AWS Workspaces - SAML My Page SSO Configuration - RSA Ready Implementation Guide

2 years ago

This article describes how to integrate AWS Workspaces with RSA Cloud Authentication Service using My Page SSO.

Configure RSA Cloud Authentication Service

Perform these steps to configure RSA Cloud Authentication Service using My Page SSO.
Procedure

Enable My Page SSO by accessing the RSA Cloud Administration Console > Access > My Page > Single Sign-On (SSO). Ensure it is enabled and protected using two-factor authentication - Password and Access Policy.
On the Applications > Application Catalog page, search for AWS and click Add to add the connection.
On the Basic Information page, enter a name for the configuration in the Name field and click Next Step.
On the Connection Profile page, click the IdP-initiated option.
Provide the Service Provider details in the following format:
1. ACS URL: https://signin.aws.amazon.com/saml
2. Service Provider Entity ID: urn:amazon:webservices
In the SAML Response Protection section, choose IdP signs assertion within response.
Select the Override default signing key and certificate checkbox and click Generate Cert Bundle.
Extract the bundle and upload the Private Key and Certificate from the bundle.
Click Show Advanced Configuration.
Under the User Identity section, configure Identifier Type and Property. For example, Identifier Type: Auto Detect and Property: Auto Detect.
Under the Statement Attributes section, add the following Attributes.
1. Attribute 1:
  1. Attribute Name - https://aws.amazon.com/SAML/Attributes/RoleSessionName
  2. Attribute Source - Identity Source
  3. Property - mail
2. Attribute 2:
  1. Attribute Name - https://aws.amazon.com/SAML/Attributes/Role
  2. Attribute Source - Constant
  3. Property - AWS role arn value,AWS saml-provider arn value
    For example:
    arn:aws:iam::664847341240:role/ aws_ws_role,arn:aws:iam::664847341240:saml-provider/ aws_ws
    Refer to the Configure AWS Workspaces section to obtain the AWS role arn value and AWS saml-provider arn value.
Provide the Default Relay State for this application and click Next Step.
Choose your desired Access Policy for this application and click Next Step > Save and Finish.
On the My Applications page, click the Edit drop-down icon and select Export Metadata to download the metadata.
Click Publish Changes.

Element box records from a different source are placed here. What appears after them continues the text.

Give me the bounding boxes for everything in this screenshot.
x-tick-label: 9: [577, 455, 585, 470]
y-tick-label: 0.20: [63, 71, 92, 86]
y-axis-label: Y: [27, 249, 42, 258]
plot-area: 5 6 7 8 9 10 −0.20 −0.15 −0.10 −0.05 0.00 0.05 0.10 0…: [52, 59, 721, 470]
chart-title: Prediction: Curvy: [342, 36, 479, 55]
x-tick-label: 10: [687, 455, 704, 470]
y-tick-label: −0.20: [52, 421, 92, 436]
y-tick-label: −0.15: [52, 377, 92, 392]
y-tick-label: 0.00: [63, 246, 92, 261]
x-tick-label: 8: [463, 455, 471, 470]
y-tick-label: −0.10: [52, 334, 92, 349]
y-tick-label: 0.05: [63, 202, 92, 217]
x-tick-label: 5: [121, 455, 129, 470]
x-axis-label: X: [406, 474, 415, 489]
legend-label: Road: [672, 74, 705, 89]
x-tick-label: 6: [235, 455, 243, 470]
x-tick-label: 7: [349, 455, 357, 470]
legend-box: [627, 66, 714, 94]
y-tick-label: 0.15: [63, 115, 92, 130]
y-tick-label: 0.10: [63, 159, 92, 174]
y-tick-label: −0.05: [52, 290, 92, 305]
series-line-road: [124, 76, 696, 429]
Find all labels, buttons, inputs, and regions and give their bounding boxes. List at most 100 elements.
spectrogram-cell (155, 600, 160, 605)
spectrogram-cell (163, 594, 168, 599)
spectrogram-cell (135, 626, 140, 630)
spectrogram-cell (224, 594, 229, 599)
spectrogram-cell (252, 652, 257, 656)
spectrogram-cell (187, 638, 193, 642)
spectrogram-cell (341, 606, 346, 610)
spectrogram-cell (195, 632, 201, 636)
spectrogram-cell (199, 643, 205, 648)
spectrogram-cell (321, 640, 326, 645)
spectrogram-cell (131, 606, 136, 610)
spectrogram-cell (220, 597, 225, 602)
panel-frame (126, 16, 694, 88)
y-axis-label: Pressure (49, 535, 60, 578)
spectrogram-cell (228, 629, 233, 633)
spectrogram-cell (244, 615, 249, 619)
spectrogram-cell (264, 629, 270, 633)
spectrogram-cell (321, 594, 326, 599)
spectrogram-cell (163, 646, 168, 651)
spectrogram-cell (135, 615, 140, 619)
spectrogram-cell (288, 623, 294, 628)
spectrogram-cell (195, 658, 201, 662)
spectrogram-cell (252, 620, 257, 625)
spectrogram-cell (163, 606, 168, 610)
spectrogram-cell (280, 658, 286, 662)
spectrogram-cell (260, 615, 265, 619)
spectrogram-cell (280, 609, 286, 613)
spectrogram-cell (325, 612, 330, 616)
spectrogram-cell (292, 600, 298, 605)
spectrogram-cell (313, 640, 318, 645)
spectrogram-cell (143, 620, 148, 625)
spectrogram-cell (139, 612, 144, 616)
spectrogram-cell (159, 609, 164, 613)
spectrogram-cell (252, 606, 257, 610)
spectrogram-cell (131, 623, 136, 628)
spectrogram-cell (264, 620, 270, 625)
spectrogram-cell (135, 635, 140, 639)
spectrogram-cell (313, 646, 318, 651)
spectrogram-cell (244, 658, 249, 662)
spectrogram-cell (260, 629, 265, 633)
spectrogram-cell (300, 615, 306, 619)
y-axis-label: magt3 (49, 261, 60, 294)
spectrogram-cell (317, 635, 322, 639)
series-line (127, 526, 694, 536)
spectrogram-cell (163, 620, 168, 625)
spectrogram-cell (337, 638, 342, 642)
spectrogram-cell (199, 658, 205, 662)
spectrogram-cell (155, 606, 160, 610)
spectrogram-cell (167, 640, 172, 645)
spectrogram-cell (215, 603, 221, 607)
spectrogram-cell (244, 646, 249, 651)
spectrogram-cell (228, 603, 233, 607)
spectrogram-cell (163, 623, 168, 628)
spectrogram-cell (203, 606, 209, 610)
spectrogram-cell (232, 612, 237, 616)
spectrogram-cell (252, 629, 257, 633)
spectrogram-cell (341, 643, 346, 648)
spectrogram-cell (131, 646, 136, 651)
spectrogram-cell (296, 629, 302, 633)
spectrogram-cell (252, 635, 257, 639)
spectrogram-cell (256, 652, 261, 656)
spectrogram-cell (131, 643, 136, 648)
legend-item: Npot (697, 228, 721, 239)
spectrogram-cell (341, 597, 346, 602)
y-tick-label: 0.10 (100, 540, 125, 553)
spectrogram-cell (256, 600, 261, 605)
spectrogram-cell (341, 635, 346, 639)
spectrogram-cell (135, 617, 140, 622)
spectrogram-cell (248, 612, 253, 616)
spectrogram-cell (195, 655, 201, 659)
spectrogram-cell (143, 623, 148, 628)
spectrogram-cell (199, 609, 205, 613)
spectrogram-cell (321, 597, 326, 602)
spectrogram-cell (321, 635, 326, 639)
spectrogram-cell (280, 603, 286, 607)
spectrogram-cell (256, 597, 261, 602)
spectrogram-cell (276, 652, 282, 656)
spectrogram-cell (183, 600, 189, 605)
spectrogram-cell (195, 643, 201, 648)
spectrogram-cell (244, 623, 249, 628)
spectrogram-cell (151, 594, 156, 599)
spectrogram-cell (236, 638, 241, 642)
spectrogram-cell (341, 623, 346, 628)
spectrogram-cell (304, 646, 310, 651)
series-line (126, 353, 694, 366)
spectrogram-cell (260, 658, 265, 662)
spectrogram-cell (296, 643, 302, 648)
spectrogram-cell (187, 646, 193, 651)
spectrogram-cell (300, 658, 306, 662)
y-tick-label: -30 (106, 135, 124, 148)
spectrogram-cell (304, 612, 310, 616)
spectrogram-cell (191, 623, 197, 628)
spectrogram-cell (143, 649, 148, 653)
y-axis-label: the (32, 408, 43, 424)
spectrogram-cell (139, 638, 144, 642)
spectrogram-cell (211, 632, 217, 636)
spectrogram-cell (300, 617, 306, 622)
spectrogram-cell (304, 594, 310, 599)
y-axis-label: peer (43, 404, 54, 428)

Your application is now enabled for SSO.

Configure AWS Workspaces

As a prerequisite, create or register a directory for WorkSpaces by using the document - WorkSpaces management console.
Perform these steps to configure AWS Workspaces.
Procedure

Log on to AWS IAM as Root user.
Under Access management, click Identity providers.
Click on Add provider.
Select SAML as Provider type.
Scroll down and provide the following details.
1. Provider name – Provide a name for your configuration.
2. Metadata document – Click Choose file and upload the downloaded metadata.
Scroll down to the bottom of the page and click Add provider.
Click on the provider you configured.
Copy the provider ARN value.
Under the Access management, click Roles.
Click Create role.
Select the Trusted entity type as SAML 2.0 federation.
Perform the following steps and click Next:
1. SAML 2.0-based provider – Select the provider that you configured in the Identity Providers section.
2. Attribute – Select the attribute as SAML:aud.
3. Value – Provide the URL, https://signin.aws.amazon.com/saml which should be the same as the ACS URL that is used to configure RSA.
Provide your desired permissions as required and click Next.
Provide a name for the role and click Create Role.
Click the role that you configured.
Copy the role ARN value.
Combine the Role ARN value followed by ‘,’ with Provider ARN value to use it as Property value in RSA.